Non-intrusive MPSC node-based queue

Advantages:

+ Waitfree and fast producers. One XCHG is maximum what one can get with multi-producer non-distributed queue.

+ Extremely fast consumer. On fast-path it's atomic-free, XCHG executed per node batch, in order to grab 'last item'.

+ No need for node order reversion. So pop operation is always O(1).

+ ABA-free.

+ No need for PDR. That is, one can use this algorithm out-of-the-box. No need for thread registration/deregistration, periodic activity, deferred garbage etc.

Disadvantages:

- Push function is blocking wrt consumer. I.e. if producer blocked in (*), then consumer is blocked too. Fortunately 'window of inconsistency' is extremely small - producer must be blocked exactly in (*). Actually it's disadvantage only as compared with totally lockfree algorithm.
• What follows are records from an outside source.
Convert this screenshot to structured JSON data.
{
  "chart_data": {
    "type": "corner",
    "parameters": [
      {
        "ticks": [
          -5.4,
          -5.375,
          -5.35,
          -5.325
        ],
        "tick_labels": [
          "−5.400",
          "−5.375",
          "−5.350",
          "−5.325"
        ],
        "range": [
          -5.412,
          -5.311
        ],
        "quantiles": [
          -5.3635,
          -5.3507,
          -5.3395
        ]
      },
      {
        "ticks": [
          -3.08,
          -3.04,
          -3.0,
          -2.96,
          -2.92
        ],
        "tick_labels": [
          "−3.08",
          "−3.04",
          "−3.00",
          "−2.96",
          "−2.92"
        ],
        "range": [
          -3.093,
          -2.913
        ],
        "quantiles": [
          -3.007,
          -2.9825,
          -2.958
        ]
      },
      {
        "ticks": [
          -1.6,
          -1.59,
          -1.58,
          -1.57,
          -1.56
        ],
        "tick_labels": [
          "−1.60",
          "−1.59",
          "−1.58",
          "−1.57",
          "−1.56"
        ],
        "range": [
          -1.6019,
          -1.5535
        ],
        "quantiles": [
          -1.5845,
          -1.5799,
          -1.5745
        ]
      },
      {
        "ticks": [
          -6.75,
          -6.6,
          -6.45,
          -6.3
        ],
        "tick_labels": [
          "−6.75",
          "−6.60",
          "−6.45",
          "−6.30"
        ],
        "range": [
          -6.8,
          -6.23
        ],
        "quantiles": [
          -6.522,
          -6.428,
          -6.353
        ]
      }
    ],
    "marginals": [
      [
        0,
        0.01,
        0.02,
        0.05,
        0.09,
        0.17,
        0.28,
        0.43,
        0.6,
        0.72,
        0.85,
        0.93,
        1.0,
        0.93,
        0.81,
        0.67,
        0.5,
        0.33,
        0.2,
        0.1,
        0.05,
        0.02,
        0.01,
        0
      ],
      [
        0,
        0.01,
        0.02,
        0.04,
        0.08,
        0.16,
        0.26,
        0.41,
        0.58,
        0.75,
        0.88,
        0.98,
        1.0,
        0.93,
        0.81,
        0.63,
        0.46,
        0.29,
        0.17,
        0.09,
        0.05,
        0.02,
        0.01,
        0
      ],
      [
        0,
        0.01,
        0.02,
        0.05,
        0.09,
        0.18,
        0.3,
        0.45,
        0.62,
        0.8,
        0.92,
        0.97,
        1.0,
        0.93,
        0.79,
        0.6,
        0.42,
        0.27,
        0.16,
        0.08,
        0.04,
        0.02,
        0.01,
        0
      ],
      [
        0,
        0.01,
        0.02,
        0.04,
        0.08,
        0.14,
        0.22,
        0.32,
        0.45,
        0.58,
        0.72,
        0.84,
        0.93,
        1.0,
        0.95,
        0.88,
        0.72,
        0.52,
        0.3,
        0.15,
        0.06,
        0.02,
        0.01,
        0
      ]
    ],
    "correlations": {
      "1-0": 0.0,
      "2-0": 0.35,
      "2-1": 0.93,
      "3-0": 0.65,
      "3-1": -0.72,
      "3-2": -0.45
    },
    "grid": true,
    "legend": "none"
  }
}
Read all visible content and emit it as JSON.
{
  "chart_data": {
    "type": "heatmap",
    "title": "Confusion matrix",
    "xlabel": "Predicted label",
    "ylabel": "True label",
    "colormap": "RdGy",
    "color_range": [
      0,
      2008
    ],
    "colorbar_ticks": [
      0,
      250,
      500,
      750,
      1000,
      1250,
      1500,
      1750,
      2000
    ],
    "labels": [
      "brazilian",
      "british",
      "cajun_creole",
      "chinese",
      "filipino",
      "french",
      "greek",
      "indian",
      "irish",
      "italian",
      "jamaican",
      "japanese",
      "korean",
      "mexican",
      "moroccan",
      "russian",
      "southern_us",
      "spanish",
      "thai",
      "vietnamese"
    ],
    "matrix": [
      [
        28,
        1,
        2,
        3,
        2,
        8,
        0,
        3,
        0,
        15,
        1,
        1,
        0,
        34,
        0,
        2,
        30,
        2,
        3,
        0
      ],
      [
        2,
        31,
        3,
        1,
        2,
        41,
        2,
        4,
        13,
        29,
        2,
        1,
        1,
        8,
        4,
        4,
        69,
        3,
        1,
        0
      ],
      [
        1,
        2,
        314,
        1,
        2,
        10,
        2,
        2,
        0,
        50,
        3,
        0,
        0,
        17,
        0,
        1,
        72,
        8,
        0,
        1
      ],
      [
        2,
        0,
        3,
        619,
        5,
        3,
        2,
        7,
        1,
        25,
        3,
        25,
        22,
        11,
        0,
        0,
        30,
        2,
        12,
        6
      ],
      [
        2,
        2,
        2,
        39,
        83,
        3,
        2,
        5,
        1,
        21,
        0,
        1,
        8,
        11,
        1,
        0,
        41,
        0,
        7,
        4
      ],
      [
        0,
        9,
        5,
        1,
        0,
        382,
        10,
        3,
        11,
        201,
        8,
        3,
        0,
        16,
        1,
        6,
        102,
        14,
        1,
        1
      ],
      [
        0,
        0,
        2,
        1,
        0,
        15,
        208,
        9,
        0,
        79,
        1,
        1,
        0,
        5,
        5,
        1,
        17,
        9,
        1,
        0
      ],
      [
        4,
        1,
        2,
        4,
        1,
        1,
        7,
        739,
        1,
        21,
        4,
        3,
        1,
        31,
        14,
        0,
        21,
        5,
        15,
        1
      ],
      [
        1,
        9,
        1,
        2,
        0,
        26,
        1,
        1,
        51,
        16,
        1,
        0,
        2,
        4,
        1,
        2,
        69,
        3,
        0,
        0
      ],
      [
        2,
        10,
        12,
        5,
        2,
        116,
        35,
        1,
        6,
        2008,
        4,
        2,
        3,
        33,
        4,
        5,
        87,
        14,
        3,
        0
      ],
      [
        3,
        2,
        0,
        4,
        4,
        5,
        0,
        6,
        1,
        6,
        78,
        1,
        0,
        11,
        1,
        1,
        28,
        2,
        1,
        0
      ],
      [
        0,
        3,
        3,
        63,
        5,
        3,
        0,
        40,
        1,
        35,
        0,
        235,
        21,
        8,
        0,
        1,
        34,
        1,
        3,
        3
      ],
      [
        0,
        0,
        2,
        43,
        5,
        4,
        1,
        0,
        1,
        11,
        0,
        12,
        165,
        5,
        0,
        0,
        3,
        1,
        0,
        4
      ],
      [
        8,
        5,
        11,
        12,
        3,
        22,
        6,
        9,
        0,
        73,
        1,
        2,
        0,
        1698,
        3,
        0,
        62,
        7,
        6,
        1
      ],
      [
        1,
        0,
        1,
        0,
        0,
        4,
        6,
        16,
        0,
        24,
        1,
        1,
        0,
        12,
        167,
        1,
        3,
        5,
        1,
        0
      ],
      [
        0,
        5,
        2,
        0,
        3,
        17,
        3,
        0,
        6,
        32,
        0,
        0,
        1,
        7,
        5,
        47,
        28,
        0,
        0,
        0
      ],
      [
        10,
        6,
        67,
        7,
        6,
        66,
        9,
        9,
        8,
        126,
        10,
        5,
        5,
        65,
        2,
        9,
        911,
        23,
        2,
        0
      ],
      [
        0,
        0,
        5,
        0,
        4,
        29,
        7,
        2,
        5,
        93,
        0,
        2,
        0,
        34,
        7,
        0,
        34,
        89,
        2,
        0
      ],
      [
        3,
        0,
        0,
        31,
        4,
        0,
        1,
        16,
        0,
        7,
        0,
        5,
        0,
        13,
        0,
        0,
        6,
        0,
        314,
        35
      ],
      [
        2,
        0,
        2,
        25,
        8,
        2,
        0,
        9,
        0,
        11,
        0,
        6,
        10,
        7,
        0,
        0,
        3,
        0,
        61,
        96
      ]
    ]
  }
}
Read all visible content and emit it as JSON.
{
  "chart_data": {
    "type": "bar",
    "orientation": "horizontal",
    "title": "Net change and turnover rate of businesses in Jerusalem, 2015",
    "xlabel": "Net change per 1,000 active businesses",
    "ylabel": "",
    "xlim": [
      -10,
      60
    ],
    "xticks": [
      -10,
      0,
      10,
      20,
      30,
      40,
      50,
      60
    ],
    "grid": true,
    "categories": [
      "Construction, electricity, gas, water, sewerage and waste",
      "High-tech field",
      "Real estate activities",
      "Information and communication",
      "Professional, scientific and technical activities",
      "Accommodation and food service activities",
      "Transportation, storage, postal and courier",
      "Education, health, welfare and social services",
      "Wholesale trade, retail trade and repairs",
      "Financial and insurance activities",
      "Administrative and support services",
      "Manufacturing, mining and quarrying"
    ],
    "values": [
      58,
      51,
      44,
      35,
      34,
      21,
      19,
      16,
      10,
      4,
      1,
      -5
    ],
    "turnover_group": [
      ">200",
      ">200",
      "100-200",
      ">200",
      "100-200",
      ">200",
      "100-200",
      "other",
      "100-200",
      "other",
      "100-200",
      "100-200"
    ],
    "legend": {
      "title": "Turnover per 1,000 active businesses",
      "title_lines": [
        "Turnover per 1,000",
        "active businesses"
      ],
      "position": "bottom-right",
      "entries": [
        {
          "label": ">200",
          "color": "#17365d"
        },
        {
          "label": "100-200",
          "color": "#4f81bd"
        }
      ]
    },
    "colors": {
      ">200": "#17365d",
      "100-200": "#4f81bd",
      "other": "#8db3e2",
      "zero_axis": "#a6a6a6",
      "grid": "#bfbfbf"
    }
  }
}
It's still much better lock-based algorithm.

- The algorithm is not linearizable.

struct mpscq_node_t

{

mpscq_node_t* volatile next;

void* state;

};

struct mpscq_t

{

mpscq_node_t* volatile head;

mpscq_node_t* tail;

};

void mpscq_create(mpscq_t* self, mpscq_node_t* stub)

{

stub->next = 0;

self->head = stub;

self->tail = stub;

}

void mpscq_push(mpscq_t* self, mpscq_node_t* n)

{

n->next = 0;

mpscq_node_t* prev = XCHG(&self->head, n); // serialization-point wrt producers, acquire-release

prev->next = n; // serialization-point wrt consumer, release

}

mpscq_node_t* mpscq_pop(mpscq_t* self)

{

mpscq_node_t* tail = self->tail;

mpscq_node_t* next = tail->next; // serialization-point wrt producers, acquire

if (next)

{

self->tail = next;

tail->state = next->state;

return tail;

}

return 0;

}